Linda was back with plates and a tray. She put down two tiny glasses of water and then began to pass out the rest of it. Gregor's melon was huge and orange and cut in half. The actual item on the menu said only half a melon, but he'd come to an equitable agreement with the Melajians a long time ago.

“I've brought the paper,” Linda said, throwing a copy of
The Inquirer
down on the table. “They've caught the Plate Glass Killer, isn't that wonderful? Maybe my father will stop being such an idiot when all I want to do is go to the movies with a couple of friends. I mean, honestly, what sense did it make giving me a curfew anyway? He killed those women in the daytime as well as the nighttime. It's not like I am all right in the sunlight but in mortal peril after dark. I like the whole idea of mortal peril, don't you? It sounds like something out of a Sherlock Holmes's story. They all sound so much better educated in England, don't you think?”

Linda wasn't about to wait around to hear what they thought. She hurried off, the tray under one arm the way she must once have carried schoolbooks. Gregor watched her go and then looked down at the paper. The front page was entirely taken up by pictures of the man the police had arrested as the Plate Glass Killer, and the largest headline Gregor had seen on the
Inquirer
in years. He looked down at the subtitle: “Homeless Man Confesses to Plate Glass Killings.” He looked at the pictures of the man again and said, “Huh?”

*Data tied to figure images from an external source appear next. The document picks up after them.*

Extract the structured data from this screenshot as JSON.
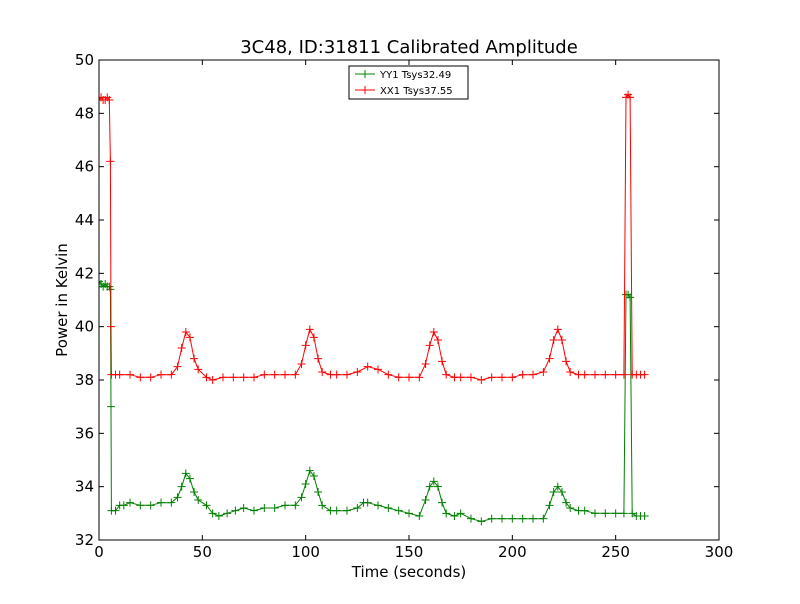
{
  "chart_data": {
    "type": "line",
    "title": "3C48, ID:31811 Calibrated Amplitude",
    "xlabel": "Time (seconds)",
    "ylabel": "Power in Kelvin",
    "xlim": [
      0,
      300
    ],
    "ylim": [
      32,
      50
    ],
    "xticks": [
      0,
      50,
      100,
      150,
      200,
      250,
      300
    ],
    "yticks": [
      32,
      34,
      36,
      38,
      40,
      42,
      44,
      46,
      48,
      50
    ],
    "grid": false,
    "legend_placement": "top-center",
    "marker": "plus",
    "series": [
      {
        "name": "YY1 Tsys32.49",
        "color": "#008000",
        "points": [
          [
            0,
            41.7
          ],
          [
            1,
            41.6
          ],
          [
            2,
            41.5
          ],
          [
            3,
            41.6
          ],
          [
            4,
            41.5
          ],
          [
            5,
            41.5
          ],
          [
            5.5,
            41.4
          ],
          [
            5.8,
            37.0
          ],
          [
            6,
            33.1
          ],
          [
            8,
            33.1
          ],
          [
            10,
            33.3
          ],
          [
            12,
            33.3
          ],
          [
            15,
            33.4
          ],
          [
            20,
            33.3
          ],
          [
            25,
            33.3
          ],
          [
            30,
            33.4
          ],
          [
            35,
            33.4
          ],
          [
            38,
            33.6
          ],
          [
            40,
            34.0
          ],
          [
            42,
            34.5
          ],
          [
            44,
            34.3
          ],
          [
            46,
            33.8
          ],
          [
            48,
            33.5
          ],
          [
            52,
            33.3
          ],
          [
            55,
            33.0
          ],
          [
            58,
            32.9
          ],
          [
            62,
            33.0
          ],
          [
            66,
            33.1
          ],
          [
            70,
            33.2
          ],
          [
            75,
            33.1
          ],
          [
            80,
            33.2
          ],
          [
            85,
            33.2
          ],
          [
            90,
            33.3
          ],
          [
            95,
            33.3
          ],
          [
            98,
            33.6
          ],
          [
            100,
            34.1
          ],
          [
            102,
            34.6
          ],
          [
            104,
            34.4
          ],
          [
            106,
            33.8
          ],
          [
            108,
            33.3
          ],
          [
            112,
            33.1
          ],
          [
            115,
            33.1
          ],
          [
            120,
            33.1
          ],
          [
            125,
            33.2
          ],
          [
            128,
            33.4
          ],
          [
            130,
            33.4
          ],
          [
            135,
            33.3
          ],
          [
            140,
            33.2
          ],
          [
            145,
            33.1
          ],
          [
            150,
            33.0
          ],
          [
            155,
            32.9
          ],
          [
            158,
            33.5
          ],
          [
            160,
            34.0
          ],
          [
            162,
            34.2
          ],
          [
            164,
            34.0
          ],
          [
            166,
            33.4
          ],
          [
            168,
            33.0
          ],
          [
            172,
            32.9
          ],
          [
            175,
            33.0
          ],
          [
            180,
            32.8
          ],
          [
            185,
            32.7
          ],
          [
            190,
            32.8
          ],
          [
            195,
            32.8
          ],
          [
            200,
            32.8
          ],
          [
            205,
            32.8
          ],
          [
            210,
            32.8
          ],
          [
            215,
            32.8
          ],
          [
            218,
            33.3
          ],
          [
            220,
            33.8
          ],
          [
            222,
            34.0
          ],
          [
            224,
            33.8
          ],
          [
            226,
            33.4
          ],
          [
            228,
            33.2
          ],
          [
            232,
            33.1
          ],
          [
            235,
            33.1
          ],
          [
            240,
            33.0
          ],
          [
            245,
            33.0
          ],
          [
            250,
            33.0
          ],
          [
            254,
            33.0
          ],
          [
            255,
            41.2
          ],
          [
            256,
            41.2
          ],
          [
            257,
            41.1
          ],
          [
            258,
            33.0
          ],
          [
            260,
            32.9
          ],
          [
            262,
            32.9
          ],
          [
            264,
            32.9
          ]
        ]
      },
      {
        "name": "XX1 Tsys37.55",
        "color": "#ff0000",
        "points": [
          [
            0,
            48.5
          ],
          [
            1,
            48.6
          ],
          [
            2,
            48.5
          ],
          [
            3,
            48.5
          ],
          [
            4,
            48.6
          ],
          [
            5,
            48.5
          ],
          [
            5.5,
            46.2
          ],
          [
            5.8,
            40.0
          ],
          [
            6,
            38.2
          ],
          [
            8,
            38.2
          ],
          [
            10,
            38.2
          ],
          [
            15,
            38.2
          ],
          [
            20,
            38.1
          ],
          [
            25,
            38.1
          ],
          [
            30,
            38.2
          ],
          [
            35,
            38.2
          ],
          [
            38,
            38.5
          ],
          [
            40,
            39.2
          ],
          [
            42,
            39.8
          ],
          [
            44,
            39.6
          ],
          [
            46,
            38.8
          ],
          [
            48,
            38.4
          ],
          [
            52,
            38.1
          ],
          [
            55,
            38.0
          ],
          [
            60,
            38.1
          ],
          [
            65,
            38.1
          ],
          [
            70,
            38.1
          ],
          [
            75,
            38.1
          ],
          [
            80,
            38.2
          ],
          [
            85,
            38.2
          ],
          [
            90,
            38.2
          ],
          [
            95,
            38.2
          ],
          [
            98,
            38.6
          ],
          [
            100,
            39.3
          ],
          [
            102,
            39.9
          ],
          [
            104,
            39.6
          ],
          [
            106,
            38.8
          ],
          [
            108,
            38.3
          ],
          [
            112,
            38.2
          ],
          [
            115,
            38.2
          ],
          [
            120,
            38.2
          ],
          [
            125,
            38.3
          ],
          [
            130,
            38.5
          ],
          [
            135,
            38.4
          ],
          [
            140,
            38.2
          ],
          [
            145,
            38.1
          ],
          [
            150,
            38.1
          ],
          [
            155,
            38.1
          ],
          [
            158,
            38.6
          ],
          [
            160,
            39.3
          ],
          [
            162,
            39.8
          ],
          [
            164,
            39.5
          ],
          [
            166,
            38.7
          ],
          [
            168,
            38.2
          ],
          [
            172,
            38.1
          ],
          [
            175,
            38.1
          ],
          [
            180,
            38.1
          ],
          [
            185,
            38.0
          ],
          [
            190,
            38.1
          ],
          [
            195,
            38.1
          ],
          [
            200,
            38.1
          ],
          [
            205,
            38.2
          ],
          [
            210,
            38.2
          ],
          [
            215,
            38.3
          ],
          [
            218,
            38.8
          ],
          [
            220,
            39.5
          ],
          [
            222,
            39.9
          ],
          [
            224,
            39.5
          ],
          [
            226,
            38.7
          ],
          [
            228,
            38.3
          ],
          [
            232,
            38.2
          ],
          [
            235,
            38.2
          ],
          [
            240,
            38.2
          ],
          [
            245,
            38.2
          ],
          [
            250,
            38.2
          ],
          [
            254,
            38.2
          ],
          [
            255,
            48.6
          ],
          [
            256,
            48.7
          ],
          [
            257,
            48.6
          ],
          [
            258,
            38.2
          ],
          [
            260,
            38.2
          ],
          [
            262,
            38.2
          ],
          [
            264,
            38.2
          ]
        ]
      }
    ]
  }
}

“What is it, Krekor? You are not happy they have caught this Plate Glass Killer.”

“I'm just surprised at who they've caught as the Plate Glass Killer.” Gregor looked through the pictures one more time, then turned to the inside page and looked at some more.
The Inquirer
had gone all out, as if this were a political assassination. “Tyder Picked Up Once Before,” one of the subheads read. He ran his eyes over those paragraphs quickly: the accused man, Henry Tyder, had been suspected of being the Plate Glass Killer after the murder of Conchita Estevez, who had been a maid living in the house of his sisters. Gregor blinked. The syntax was awful. Somebody had put the article together at the last minute and without sufficient regard to things like grammar, punctuation, and spelling. He looked through the pictures of Henry Tyder again.